Katz - Efficient Workflow Serving for Diffusion Models with Many Adapters

Learn about an innovative system architecture for optimizing text-to-image generation workflows in this conference presentation from USENIX ATC '25. Discover how researchers from Hong Kong University of Science and Technology and Alibaba Group developed a solution to efficiently serve diffusion models augmented with multiple ControlNet and LoRA adapters in production AI cloud environments.
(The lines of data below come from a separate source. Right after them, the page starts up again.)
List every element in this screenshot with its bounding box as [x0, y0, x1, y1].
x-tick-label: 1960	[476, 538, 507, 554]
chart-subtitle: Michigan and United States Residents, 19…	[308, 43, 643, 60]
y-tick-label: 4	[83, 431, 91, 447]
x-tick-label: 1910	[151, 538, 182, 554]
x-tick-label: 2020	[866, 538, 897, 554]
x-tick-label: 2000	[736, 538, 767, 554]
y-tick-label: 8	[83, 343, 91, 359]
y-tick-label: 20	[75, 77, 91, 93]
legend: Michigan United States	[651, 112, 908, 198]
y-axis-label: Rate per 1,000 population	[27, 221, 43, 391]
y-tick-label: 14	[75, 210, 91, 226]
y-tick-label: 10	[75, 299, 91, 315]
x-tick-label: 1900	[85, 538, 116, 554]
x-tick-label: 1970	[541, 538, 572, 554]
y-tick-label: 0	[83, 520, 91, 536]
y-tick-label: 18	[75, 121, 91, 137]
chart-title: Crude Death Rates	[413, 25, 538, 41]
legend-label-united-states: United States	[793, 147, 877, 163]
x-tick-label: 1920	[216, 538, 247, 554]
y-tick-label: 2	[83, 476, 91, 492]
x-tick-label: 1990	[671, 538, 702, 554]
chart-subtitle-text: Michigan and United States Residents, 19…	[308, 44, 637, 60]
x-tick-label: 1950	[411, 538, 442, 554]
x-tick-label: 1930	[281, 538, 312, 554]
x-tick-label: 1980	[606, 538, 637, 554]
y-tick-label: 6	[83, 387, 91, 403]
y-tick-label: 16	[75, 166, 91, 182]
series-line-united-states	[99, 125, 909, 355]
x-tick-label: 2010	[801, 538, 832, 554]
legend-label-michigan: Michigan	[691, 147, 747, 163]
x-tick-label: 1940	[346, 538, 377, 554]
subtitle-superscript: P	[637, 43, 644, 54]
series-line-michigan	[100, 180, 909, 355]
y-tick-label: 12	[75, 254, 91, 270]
Explore the key technical challenges in serving workflows where base diffusion models are enhanced with numerous adapters to control image details like shapes, outlines, poses, and styles. Understand the system's differentiation between compute-heavy ControlNets and compute-light LoRAs, and how it addresses their distinct bottlenecks - computational overhead for the former and loading delays for the latter. Examine the ControlNet-as-a-Service design that decouples ControlNets from base models, deploying them as separate, independently scalable services on dedicated GPUs to enable caching, parallelization, and sharing. Learn about the bounded asynchronous loading technique that overlaps LoRA loading with initial base model execution by up to K steps while maintaining image quality. Discover how latent parallelism accelerates base model execution across multiple GPUs. Review the impressive performance results showing up to 7.8× latency reduction and 1.7× throughput improvement when serving SDXL models on H800 GPUs without compromising image quality compared to state-of-the-art text-to-image serving systems.